Reviewed by lasttimeisaw 8 / 10

a concrete cause célèbre engraved with Pasolini's immense ambition and poetic pedagogy, MEDEA deserves a better reputation

Pasolini's MEDEA, boosting the household name Maria Callas' one-off celluloid bash, mesmerically sinks its teeth into the fecund soil of ancient Greek myth, story-wise, it welds together Jason and the Argonauts' quest of golden fleece with the play of Euripides, and takes liberty with Pasolini's trenchant interpretation about possession, betrayal and revenge.
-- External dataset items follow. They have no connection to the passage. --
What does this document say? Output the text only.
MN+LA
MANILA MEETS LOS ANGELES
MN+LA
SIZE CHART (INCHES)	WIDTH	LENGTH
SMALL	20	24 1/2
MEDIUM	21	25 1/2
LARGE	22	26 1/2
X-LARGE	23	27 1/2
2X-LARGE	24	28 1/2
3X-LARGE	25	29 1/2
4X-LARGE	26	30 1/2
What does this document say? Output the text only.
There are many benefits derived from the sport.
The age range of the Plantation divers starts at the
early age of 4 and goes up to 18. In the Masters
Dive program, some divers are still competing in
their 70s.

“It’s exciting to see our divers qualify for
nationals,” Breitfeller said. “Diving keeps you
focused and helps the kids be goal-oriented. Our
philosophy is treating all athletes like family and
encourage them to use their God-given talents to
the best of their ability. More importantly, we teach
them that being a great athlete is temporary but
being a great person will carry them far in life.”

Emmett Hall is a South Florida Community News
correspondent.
Exhibiting the sui-generis topography of Göreme in Turkey's Cappadocia Region, an immemorial mountainous area grandly preserved with its ancient architecture (caves, churches etc.) and scraggy outlook, the place itself is a marvel to behold, nevertheless, Pasolini makes great play of his unfettered imagination to limn the mythical tribe of Medea (Callas), a pageantry of madcap costumes and primitive implements, topping off by a head-rolling, blood-drinking human-sacrifice ritual in supplication of harvest, savagery and sanctity, like conjoined twins, forever mediating mankind's self-seeking turpitude.

Catching sight of Jason (Gentile) for the first time, as if struck by coup-de-foudre, Medea, asks her brother Absyrtus (Tramonti) to steal the golden fleece, together they join Jason and the co., en route to Greece, Absyrtus is sacrificed in the hands of Medea (not unlike the boy killed earlier) in order to defer the pursing forces, executed with Pasolini's clinical philosophy, it has a discerning tang of disinterest countervailing the cockamamie action, and that is distinctive from Pasolini's treatment.

The second half takes place in Jason's homeland, where Medea has borne two boys for him, but Jason is bent on marrying the Corinthian princess Glauce (Clémenti), which causes Medea and her sons in danger of exile. So, perdition is brewed in Medea's witchery, and Pasolini capriciously presents us two different approaches with the same denouement, but the crunch is the scandalous filicide served as the ultimate malice from a jilted lover, which would be plundered with bone-chilling assiduity in Joachim Lafosse's OUR CHILDREN (2012).

Albeit its esoteric backstory and accompanied by a religious assortment of folkloric tuneage, MEDEA belongs to the more digestible bracket among Pasolini's corpus, and Callas is more than persuasive in imparting Medea's desperation and resolution, a concrete cause célèbre engraved with Pasolini's immense ambition and poetic pedagogy, MEDEA deserves a better reputation.